One-wall game a revelation

DEREK VAN DIEST -- Edmonton Sun

, Last Updated: 9:19 AM ET

For Canadians, one-wall handball is a foreign game. Be that as it may, yesterday the 2006 Waterford Crystal World Handball Championships got underway in Sherwood Park with the one-wall event.

A handful of locals was entered in the tournament, even though one-wall handball takes a back seat to the four-wall version in Canada.

"Canadians don't play one-wall," said Howard Strettle, 57, a local competitor in yesterday's event.

"It's usually an outdoor game. We play four-wall. But one-wall is part of the worlds components, and if you are hosting the championships, you need one-wall."

One-wall handball is big in Ireland and parts of New York where there are a number of courts.

In Western Canada there are very few one-wall courts. For these particular championships, organizers set up temporary one-wall courts in the Sherwood Park Arena. They also erected a permanent outdoor court adjacent to the rink.

"That's how we're trying to build it up," Strettle said. "Even though our game is four-wall, it's difficult to get the kids into that. We build this one-wall court, so the kids can go out there and play any time they like."

Strettle is competing with partner Jim Orchard in the 50-plus doubles event.

Even though he's not all that familiar with the game, he realizes the importance of having local representation in the tournament.

"I played it a few times in New York," Strettle said. "In New York, they have 8,000 players and they have courts in every little park. I figured since the event is in my own backyard, then I have to enter it."
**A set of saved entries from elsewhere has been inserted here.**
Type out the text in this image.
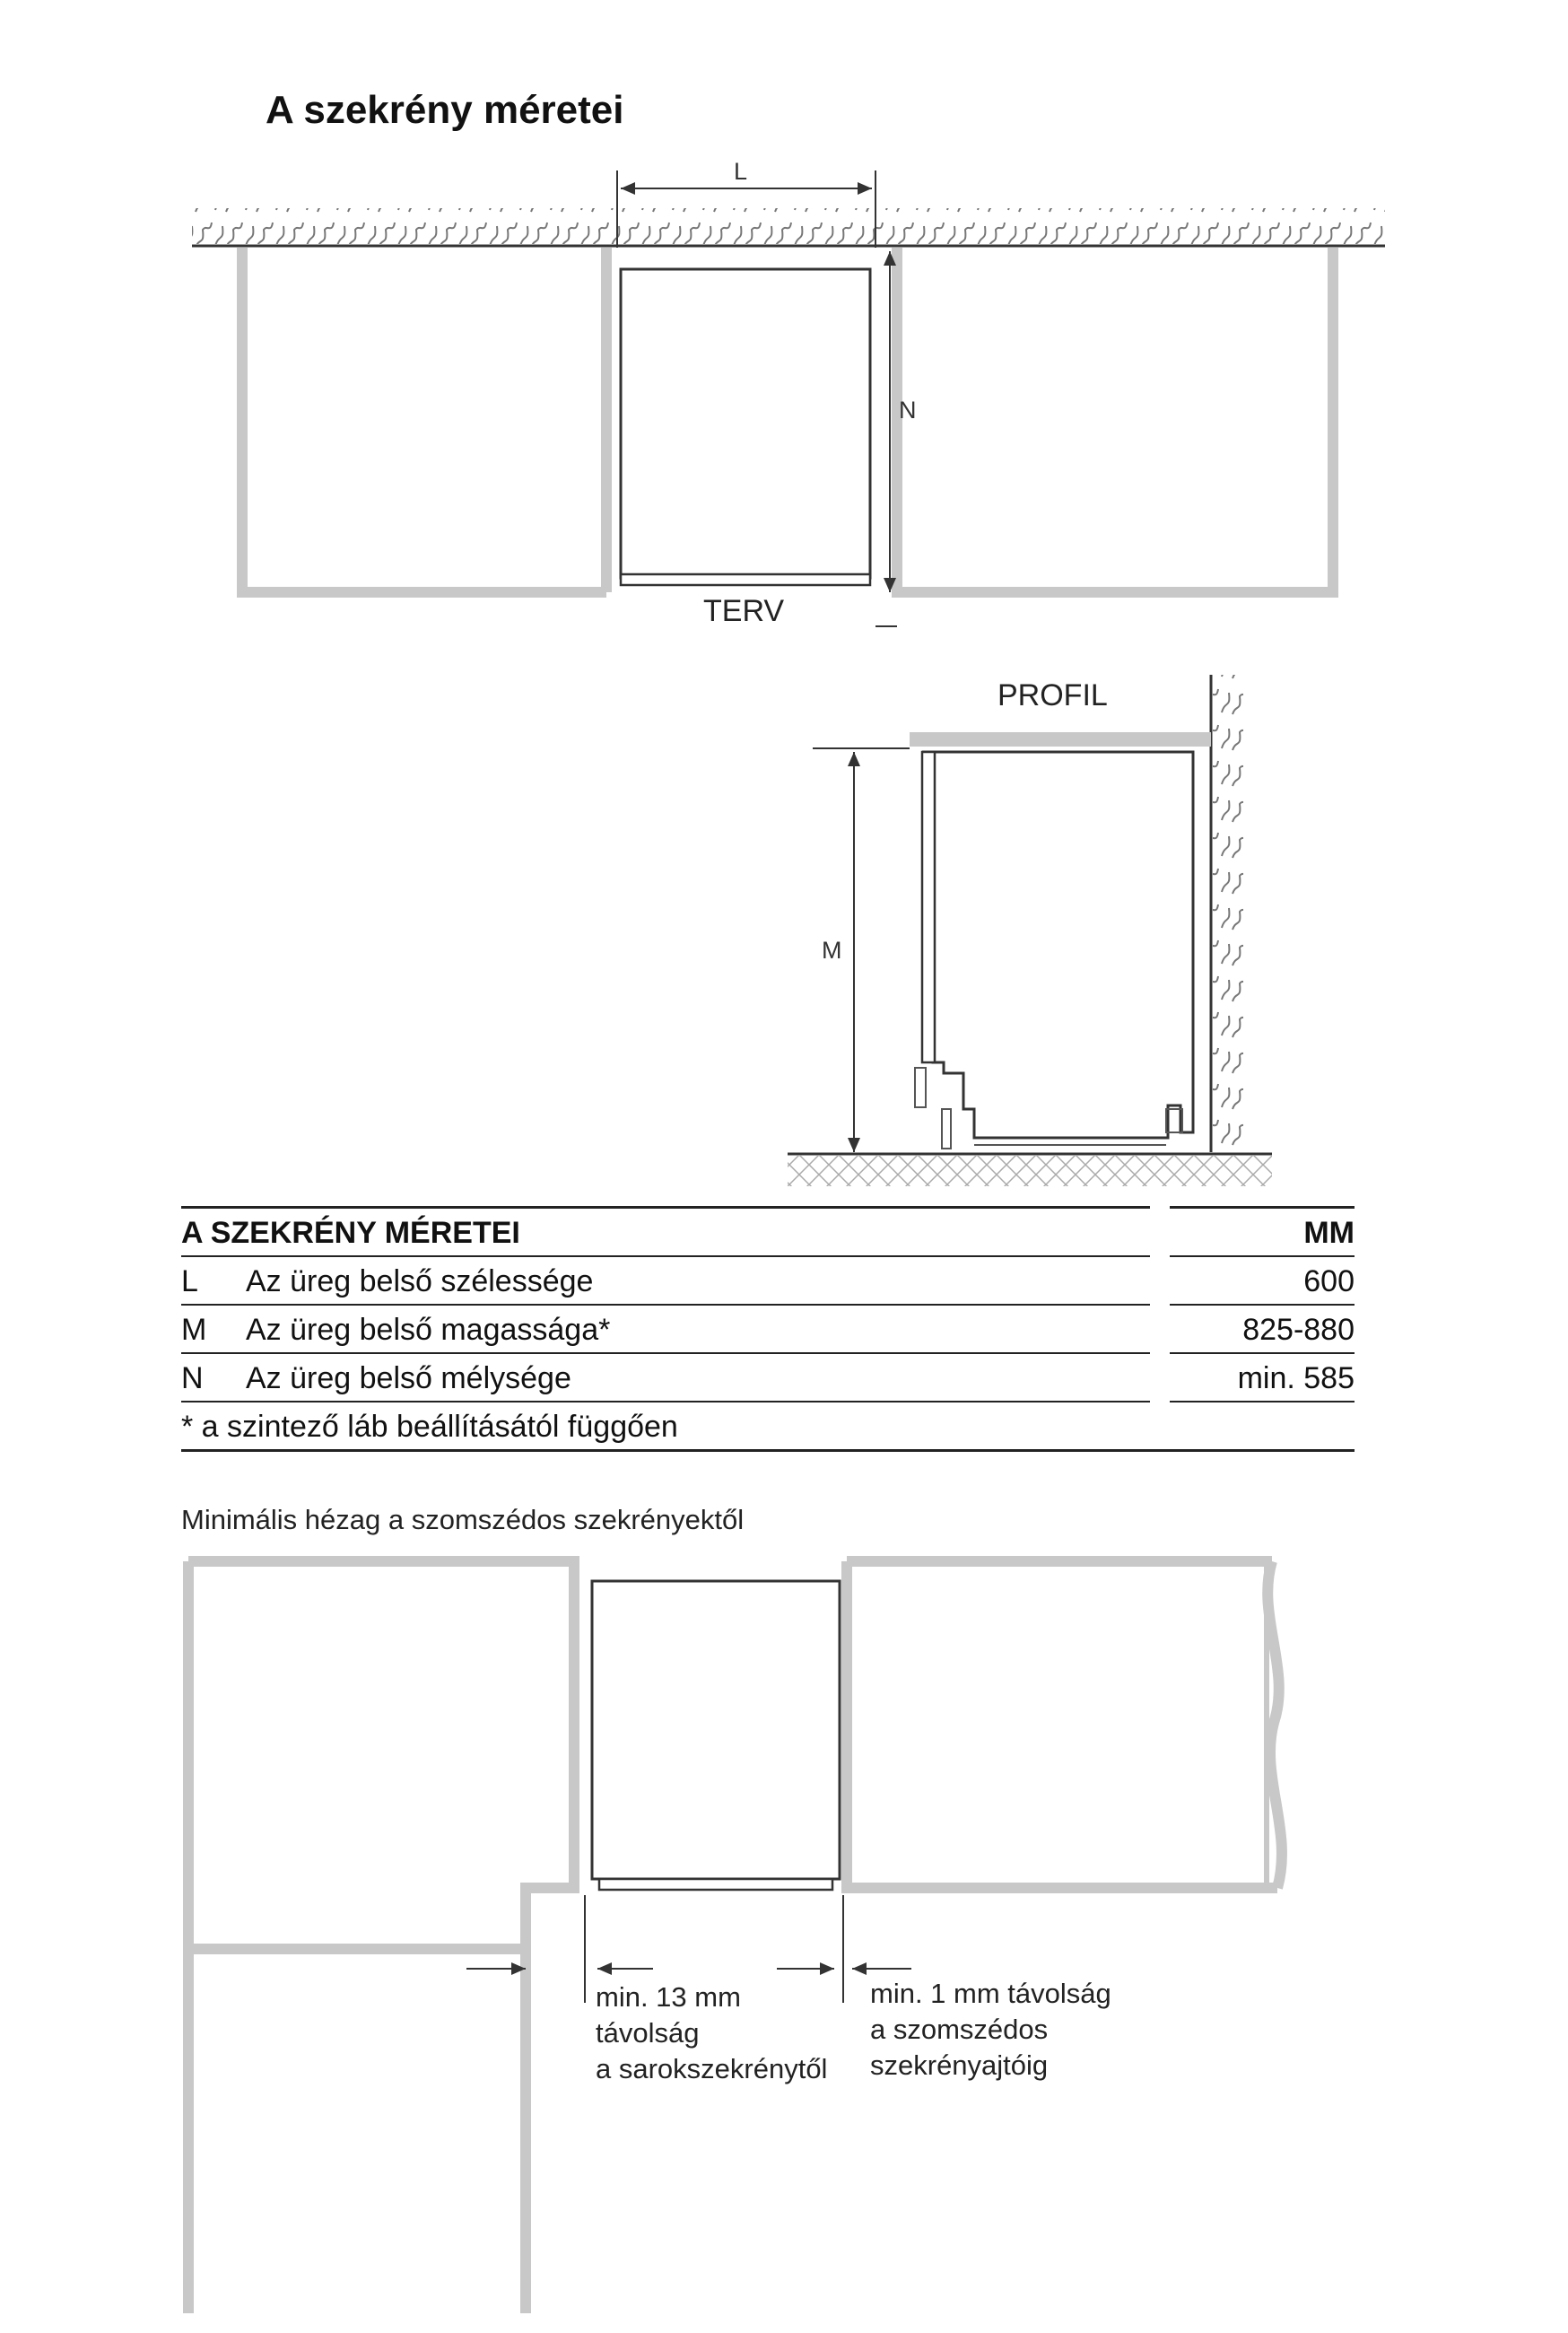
A szekrény méretei
L
N
TERV
PROFIL
M
A SZEKRÉNY MÉRETEI			MM
L	Az üreg belső szélessége		600
M	Az üreg belső magassága*		825-880
N	Az üreg belső mélysége		min. 585
* a szintező láb beállításától függően			
Minimális hézag a szomszédos szekrényektől
min. 13 mm
távolság
a sarokszekrénytől
min. 1 mm távolság
a szomszédos
szekrényajtóig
Evan Neil, 34, of Sherwood Park also entered the event despite not being familiar with the game.

Yet he and his partner, John Kopeck, did win their opening-round doubles match yesterday.
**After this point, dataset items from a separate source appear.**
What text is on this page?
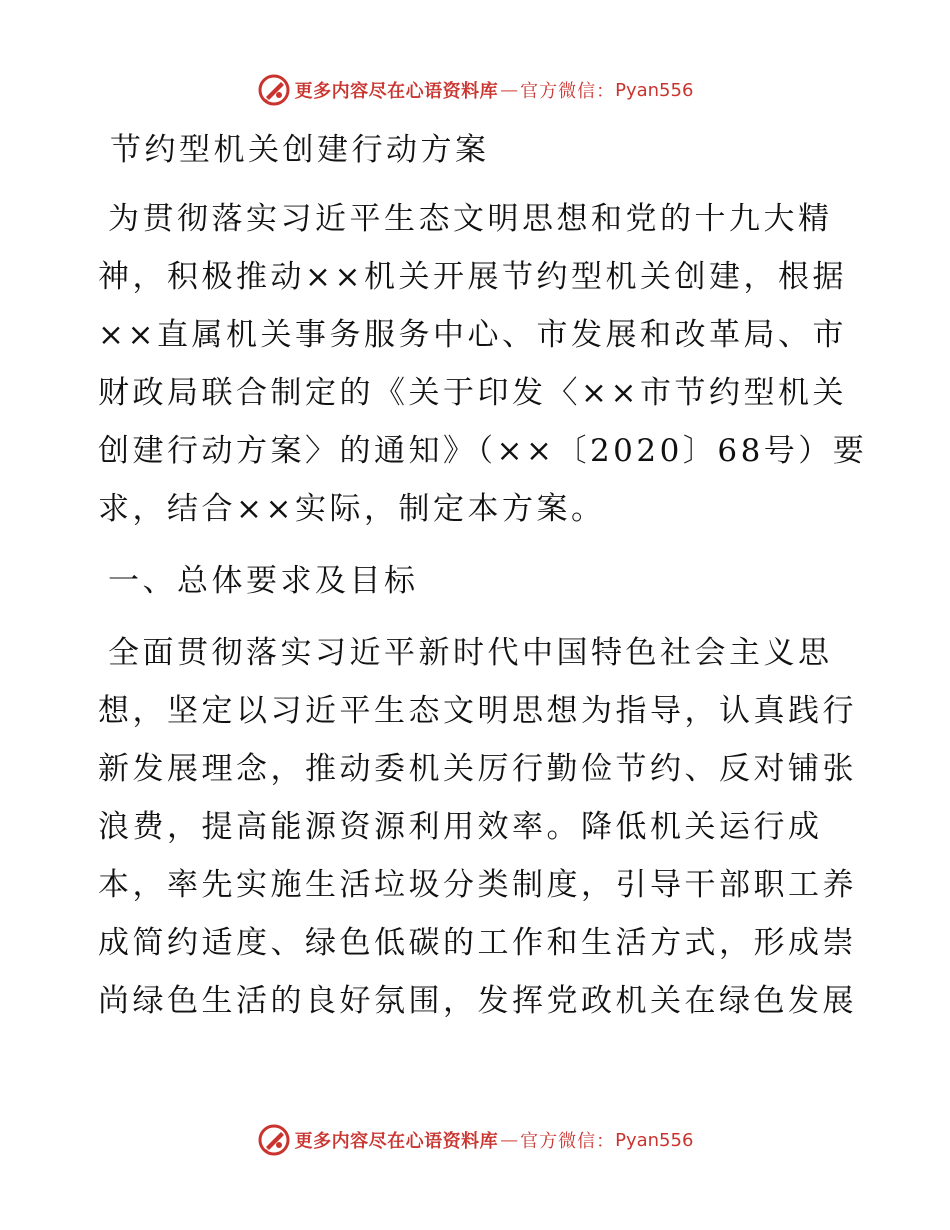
更多内容尽在心语资料库 — 官方微信： Pyan556
节约型机关创建行动方案
为贯彻落实习近平生态文明思想和党的十九大精
神，积极推动××机关开展节约型机关创建，根据
××直属机关事务服务中心、市发展和改革局、市
财政局联合制定的《关于印发〈××市节约型机关
创建行动方案〉的通知》（××〔2020〕68号）要
求，结合××实际，制定本方案。
一、总体要求及目标
全面贯彻落实习近平新时代中国特色社会主义思
想，坚定以习近平生态文明思想为指导，认真践行
新发展理念，推动委机关厉行勤俭节约、反对铺张
浪费，提高能源资源利用效率。降低机关运行成
本，率先实施生活垃圾分类制度，引导干部职工养
成简约适度、绿色低碳的工作和生活方式，形成崇
尚绿色生活的良好氛围，发挥党政机关在绿色发展
更多内容尽在心语资料库 — 官方微信： Pyan556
"To enter a worlds when you've played it only two or three times, it's just for fun," Neil said.

"It's to say you've tried it and played it. When it's in your own backyard like this, then why not?"

Apart from the obvious differences in the two games in regards to the number of walls, there are also subtle rule differences to which players have to adjust to. The one-wall game has boundaries where players are forced to keep the ball within.

"The biggest difference with this game is that with the four-wall game you can angle the ball," Strettle said. "In this game if you angle the ball it's going to go out. In the four-wall that's what the game is all about is using the four-wall including the back wall."

In one-wall players also do not have to give opponents a clear line of sight as the ball comes back off the wall.

In four-wall it's referred to as hindering, which is illegal. In one-wall it's not.

"That's the hardest thing to get used to," said Neil, 34. "I've played four-wall for 17 years where you have to get out of the way or you actually lose the point. And now it's part of the strategy. Some of the Irish guys will hit it at their partner and their partner will stand there and let the ball go by him and not let their opponent get a good look at the ball."

Neil was introduced to handball in junior high. He's been playing it ever since.

He's also entered in the four-wall event, which gets underway on Tuesday.

Strettle, also entered in the four-wall event, was introduced to the game through his daughters.

"This is just a different game," he said.

"I'm left-handed and in this game you need both hands. I can't even throw the ball against the wall with my right hand.

"But you persevere. In this game, if you're in a competition and they know you're not good on your weak hand, the guy will serve to your weak hand."